Tuesday, October 16, 2007

Some special people and a special place

Not far from my farm is an amazing place for people who overflow with enthusiasm, innocence and possibilities. These people are called developmentally disabled by society, but really, they're just wonderful folks who enjoy life. They live at a ranch called Triangle Cross Ranch and I think they're the luckiest of people to be there. At the Ranch, they raise two alpacas, 9 angora goats, a cat, seven bunnies and two horses. They do the chores, process the wool from their animals into felt, participate in Special Olympics, volunteer at the local food bank, clean the local park every week, keep the houses clean, go to social gatherings, and basically live as "normal" a life as they possibly can. Most don't know they're disabled because they are such an accepted part of their local community.
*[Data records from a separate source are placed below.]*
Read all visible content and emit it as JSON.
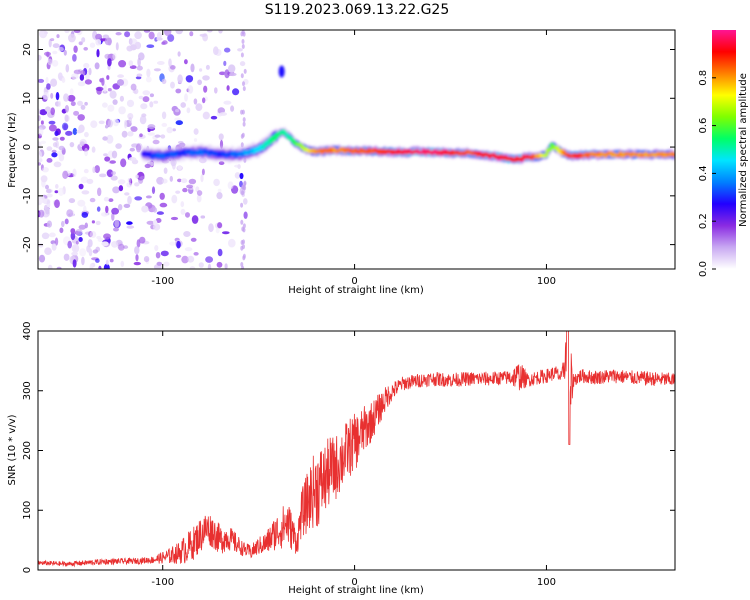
{
  "figure": {
    "title": "S119.2023.069.13.22.G25"
  },
  "chart_data": [
    {
      "type": "heatmap",
      "title": "",
      "xlabel": "Height of straight line (km)",
      "ylabel": "Frequency (Hz)",
      "xlim": [
        -165,
        167
      ],
      "ylim": [
        -25,
        24
      ],
      "xticks": [
        -100,
        0,
        100
      ],
      "yticks": [
        -20,
        -10,
        0,
        10,
        20
      ],
      "colorbar": {
        "label": "Normalized spectral amplitude",
        "range": [
          0,
          1
        ],
        "ticks": [
          0.0,
          0.2,
          0.4,
          0.6,
          0.8
        ],
        "colormap": [
          "#ffffff",
          "#c8a8f2",
          "#8a2be2",
          "#2200ff",
          "#0080ff",
          "#00e5ff",
          "#00ff66",
          "#7fff00",
          "#ffff00",
          "#ff8000",
          "#ff0000",
          "#ff1493"
        ]
      },
      "ridge": {
        "x": [
          -110,
          -100,
          -90,
          -80,
          -70,
          -60,
          -50,
          -45,
          -40,
          -37,
          -34,
          -30,
          -25,
          -20,
          -15,
          -10,
          0,
          10,
          20,
          30,
          40,
          50,
          60,
          70,
          75,
          80,
          85,
          90,
          95,
          100,
          103,
          106,
          110,
          115,
          120,
          130,
          140,
          150,
          160,
          167
        ],
        "y": [
          -1.5,
          -1.8,
          -1.2,
          -1.0,
          -1.5,
          -1.5,
          -0.5,
          1.0,
          2.5,
          3.2,
          2.0,
          0.5,
          -0.5,
          -1.0,
          -0.8,
          -0.6,
          -0.8,
          -0.8,
          -1.0,
          -1.0,
          -1.0,
          -1.2,
          -1.2,
          -1.8,
          -2.0,
          -2.5,
          -2.5,
          -2.0,
          -2.0,
          -1.5,
          0.5,
          -0.5,
          -1.5,
          -1.8,
          -1.6,
          -1.5,
          -1.5,
          -1.5,
          -1.5,
          -1.5
        ],
        "amplitude": [
          0.25,
          0.35,
          0.3,
          0.35,
          0.3,
          0.35,
          0.45,
          0.5,
          0.55,
          0.5,
          0.5,
          0.6,
          0.7,
          0.8,
          0.85,
          0.8,
          0.85,
          0.85,
          0.9,
          0.95,
          0.98,
          0.9,
          0.85,
          0.92,
          0.95,
          0.9,
          0.9,
          0.95,
          0.8,
          0.7,
          0.6,
          0.7,
          0.85,
          0.9,
          0.85,
          0.8,
          0.8,
          0.8,
          0.8,
          0.8
        ]
      },
      "noise_region": {
        "x_range": [
          -165,
          -55
        ],
        "description_level": "scattered low-amplitude speckle"
      }
    },
    {
      "type": "line",
      "title": "",
      "xlabel": "Height of straight line (km)",
      "ylabel": "SNR (10 * v/v)",
      "xlim": [
        -165,
        167
      ],
      "ylim": [
        0,
        400
      ],
      "xticks": [
        -100,
        0,
        100
      ],
      "yticks": [
        0,
        100,
        200,
        300,
        400
      ],
      "color": "#e83030",
      "series": [
        {
          "x": [
            -165,
            -150,
            -130,
            -115,
            -105,
            -98,
            -92,
            -88,
            -84,
            -80,
            -77,
            -74,
            -70,
            -66,
            -62,
            -58,
            -54,
            -50,
            -46,
            -42,
            -38,
            -35,
            -32,
            -30,
            -28,
            -25,
            -22,
            -19,
            -16,
            -13,
            -10,
            -7,
            -4,
            -1,
            2,
            5,
            8,
            11,
            14,
            17,
            20,
            25,
            30,
            35,
            40,
            50,
            60,
            70,
            80,
            86,
            90,
            95,
            100,
            105,
            108,
            110,
            112,
            114,
            118,
            125,
            135,
            145,
            155,
            167
          ],
          "y": [
            12,
            10,
            14,
            15,
            17,
            22,
            28,
            35,
            45,
            60,
            70,
            65,
            50,
            55,
            45,
            35,
            30,
            40,
            45,
            60,
            70,
            80,
            60,
            45,
            90,
            110,
            130,
            140,
            150,
            165,
            170,
            185,
            200,
            210,
            220,
            235,
            245,
            260,
            275,
            290,
            300,
            312,
            315,
            318,
            320,
            318,
            320,
            320,
            322,
            325,
            318,
            322,
            325,
            330,
            320,
            360,
            300,
            318,
            325,
            322,
            325,
            322,
            320,
            318
          ],
          "spread": [
            4,
            4,
            5,
            5,
            6,
            12,
            18,
            25,
            28,
            30,
            30,
            28,
            25,
            22,
            18,
            12,
            12,
            15,
            20,
            28,
            35,
            40,
            30,
            20,
            40,
            50,
            60,
            70,
            60,
            60,
            55,
            55,
            50,
            50,
            45,
            40,
            35,
            30,
            25,
            20,
            15,
            12,
            12,
            12,
            12,
            12,
            12,
            12,
            12,
            25,
            12,
            12,
            12,
            12,
            12,
            40,
            90,
            12,
            12,
            12,
            12,
            12,
            12,
            12
          ]
        }
      ]
    }
  ]
}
The goal of the Ranch is "to create a new definition of normal..." I just love that and I think they're really doing a good job of it. The residents are generally happy people who live with purpose and anticipation of what the next day holds. Here's the acrostic that describes life at the Ranch. N - Necessary to the community; O - Oriented to daily life; R - Realistic in expectations; M - Moral in action; A - Abilities beyond disabilities; L - Loved beyond measure.
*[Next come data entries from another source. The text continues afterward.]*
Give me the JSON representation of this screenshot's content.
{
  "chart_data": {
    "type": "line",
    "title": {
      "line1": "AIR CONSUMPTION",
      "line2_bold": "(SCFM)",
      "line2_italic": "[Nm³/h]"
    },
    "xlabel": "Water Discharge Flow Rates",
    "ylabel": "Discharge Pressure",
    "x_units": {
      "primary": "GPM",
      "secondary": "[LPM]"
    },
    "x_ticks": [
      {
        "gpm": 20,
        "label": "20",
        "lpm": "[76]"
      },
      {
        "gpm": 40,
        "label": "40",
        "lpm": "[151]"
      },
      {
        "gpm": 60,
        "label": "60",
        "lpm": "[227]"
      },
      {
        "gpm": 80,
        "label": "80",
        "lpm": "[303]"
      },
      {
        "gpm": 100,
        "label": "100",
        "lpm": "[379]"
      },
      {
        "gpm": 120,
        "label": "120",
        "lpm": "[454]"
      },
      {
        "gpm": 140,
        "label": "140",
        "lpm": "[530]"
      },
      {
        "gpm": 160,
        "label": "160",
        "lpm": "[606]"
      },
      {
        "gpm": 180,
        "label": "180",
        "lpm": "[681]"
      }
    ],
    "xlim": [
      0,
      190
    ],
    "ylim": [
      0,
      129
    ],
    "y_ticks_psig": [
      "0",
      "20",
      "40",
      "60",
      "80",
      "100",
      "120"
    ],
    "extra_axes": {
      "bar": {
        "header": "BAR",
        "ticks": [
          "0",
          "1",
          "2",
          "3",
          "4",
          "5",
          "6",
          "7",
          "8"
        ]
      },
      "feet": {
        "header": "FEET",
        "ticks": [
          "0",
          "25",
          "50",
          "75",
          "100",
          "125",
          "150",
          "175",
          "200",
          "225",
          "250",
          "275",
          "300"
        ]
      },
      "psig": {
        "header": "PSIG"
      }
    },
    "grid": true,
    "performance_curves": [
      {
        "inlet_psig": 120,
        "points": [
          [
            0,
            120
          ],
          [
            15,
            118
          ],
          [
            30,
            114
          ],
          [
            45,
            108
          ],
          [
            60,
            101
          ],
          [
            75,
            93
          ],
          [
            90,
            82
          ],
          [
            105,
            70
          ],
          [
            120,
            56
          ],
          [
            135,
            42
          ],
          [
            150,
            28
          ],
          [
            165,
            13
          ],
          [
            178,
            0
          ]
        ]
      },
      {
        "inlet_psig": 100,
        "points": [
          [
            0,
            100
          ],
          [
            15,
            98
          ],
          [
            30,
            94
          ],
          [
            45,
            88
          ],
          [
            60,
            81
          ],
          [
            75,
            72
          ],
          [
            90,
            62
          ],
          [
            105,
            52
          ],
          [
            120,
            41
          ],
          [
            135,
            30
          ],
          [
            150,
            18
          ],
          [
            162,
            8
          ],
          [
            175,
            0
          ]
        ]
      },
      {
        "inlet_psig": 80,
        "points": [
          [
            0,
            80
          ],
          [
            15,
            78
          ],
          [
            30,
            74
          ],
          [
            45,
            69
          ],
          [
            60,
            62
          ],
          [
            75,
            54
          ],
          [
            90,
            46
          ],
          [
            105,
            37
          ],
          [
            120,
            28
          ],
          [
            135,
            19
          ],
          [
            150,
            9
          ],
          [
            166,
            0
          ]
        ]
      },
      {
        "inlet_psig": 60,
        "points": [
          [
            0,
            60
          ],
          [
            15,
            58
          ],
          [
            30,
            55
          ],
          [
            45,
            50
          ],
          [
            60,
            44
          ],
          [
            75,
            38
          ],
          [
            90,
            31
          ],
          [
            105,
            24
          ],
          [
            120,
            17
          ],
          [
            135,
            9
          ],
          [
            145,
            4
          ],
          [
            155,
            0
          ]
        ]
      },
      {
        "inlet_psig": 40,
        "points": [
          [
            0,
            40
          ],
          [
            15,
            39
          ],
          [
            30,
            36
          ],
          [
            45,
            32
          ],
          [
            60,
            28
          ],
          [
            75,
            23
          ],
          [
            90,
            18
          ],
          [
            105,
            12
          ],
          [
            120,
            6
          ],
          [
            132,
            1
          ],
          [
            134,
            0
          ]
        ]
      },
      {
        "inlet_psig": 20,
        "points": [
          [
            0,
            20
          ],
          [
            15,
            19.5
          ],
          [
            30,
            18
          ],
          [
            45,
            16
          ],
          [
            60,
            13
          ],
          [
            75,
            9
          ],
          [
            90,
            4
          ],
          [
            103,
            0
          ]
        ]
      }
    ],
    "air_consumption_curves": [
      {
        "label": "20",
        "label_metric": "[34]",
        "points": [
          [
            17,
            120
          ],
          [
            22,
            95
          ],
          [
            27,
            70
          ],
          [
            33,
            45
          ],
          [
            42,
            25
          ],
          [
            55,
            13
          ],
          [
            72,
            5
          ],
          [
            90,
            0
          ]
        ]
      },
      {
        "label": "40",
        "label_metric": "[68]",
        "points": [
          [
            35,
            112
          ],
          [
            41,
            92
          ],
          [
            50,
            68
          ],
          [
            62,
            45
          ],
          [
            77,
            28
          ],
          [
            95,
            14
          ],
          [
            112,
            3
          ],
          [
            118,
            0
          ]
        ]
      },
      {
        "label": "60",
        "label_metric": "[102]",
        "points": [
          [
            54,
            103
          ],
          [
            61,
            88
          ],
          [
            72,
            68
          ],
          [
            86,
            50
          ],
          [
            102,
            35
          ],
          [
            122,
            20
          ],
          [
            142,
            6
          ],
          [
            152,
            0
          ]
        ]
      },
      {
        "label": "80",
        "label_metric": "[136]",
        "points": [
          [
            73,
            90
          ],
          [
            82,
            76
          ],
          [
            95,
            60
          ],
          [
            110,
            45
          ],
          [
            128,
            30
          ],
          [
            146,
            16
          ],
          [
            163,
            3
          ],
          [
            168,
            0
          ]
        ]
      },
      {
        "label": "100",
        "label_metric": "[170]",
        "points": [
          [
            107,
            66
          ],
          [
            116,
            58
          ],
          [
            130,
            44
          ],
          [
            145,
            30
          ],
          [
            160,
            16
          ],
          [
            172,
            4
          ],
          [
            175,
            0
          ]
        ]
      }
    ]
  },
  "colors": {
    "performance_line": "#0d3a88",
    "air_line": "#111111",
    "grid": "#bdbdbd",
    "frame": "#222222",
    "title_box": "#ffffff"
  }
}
If this sounds like an advertisement for the Ranch, forgive me. I just think it's an absolutely amazing place and I wonder at the families that are willing for their family member to sit all day long in an institutional setting and watch videos or play cards.
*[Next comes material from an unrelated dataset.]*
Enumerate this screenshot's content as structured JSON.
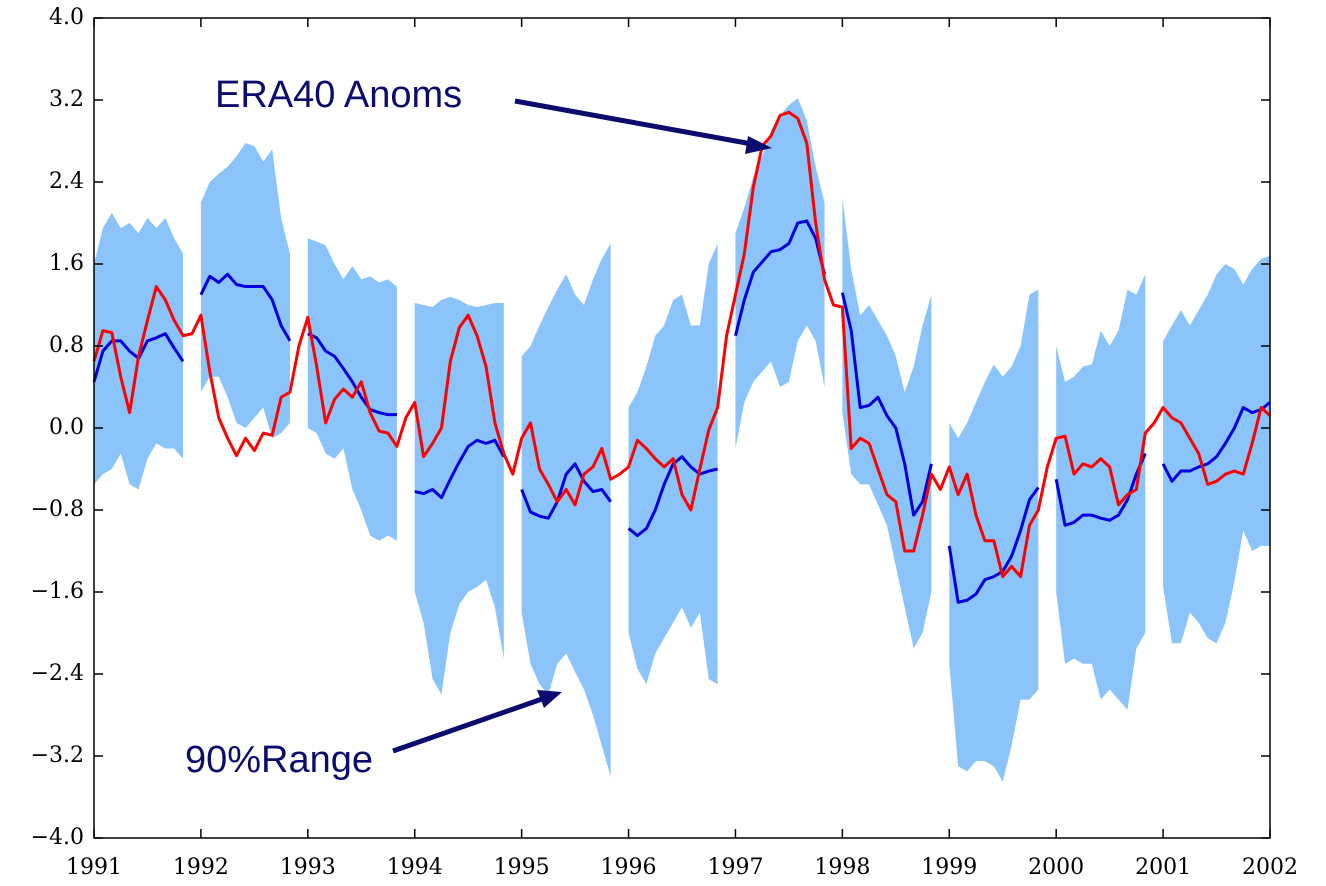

Triangle Cross Ranch doesn't receive any federal funding to do what they do, so the fund raising is an ongoing effort, as is the volunteer search. Obviously, my family and I are quite involved at TCR. My girls are quite at home there among the residents and staff. It's actually a safe haven for us when life overwhelms. It's an escape into contentment and a simpler existence.

4 comments:

Elizabethd said...

What a great place! i worked with autistic young adults for 2 years, in a home similar to that, but without the great outback feel, in the UK. It gave them a pride in themselves. We tried very hard to integrate them into village life, with not much success, sadly.
Thank you so much for your kind comments on my blogs, so very encouraging.

kathleen said...

I'm not sure why, but the Triangle Cross Ranch link makes me get kind of teary. I'm glad to see Louie is still going strong!

lampworkbeader said...

I love the idea of a new definition of normal!

Crystal Jigsaw said...

I have an autistic daughter. What you have described here sounds like an amazing place and deserves the credit you have given it. Nice blog.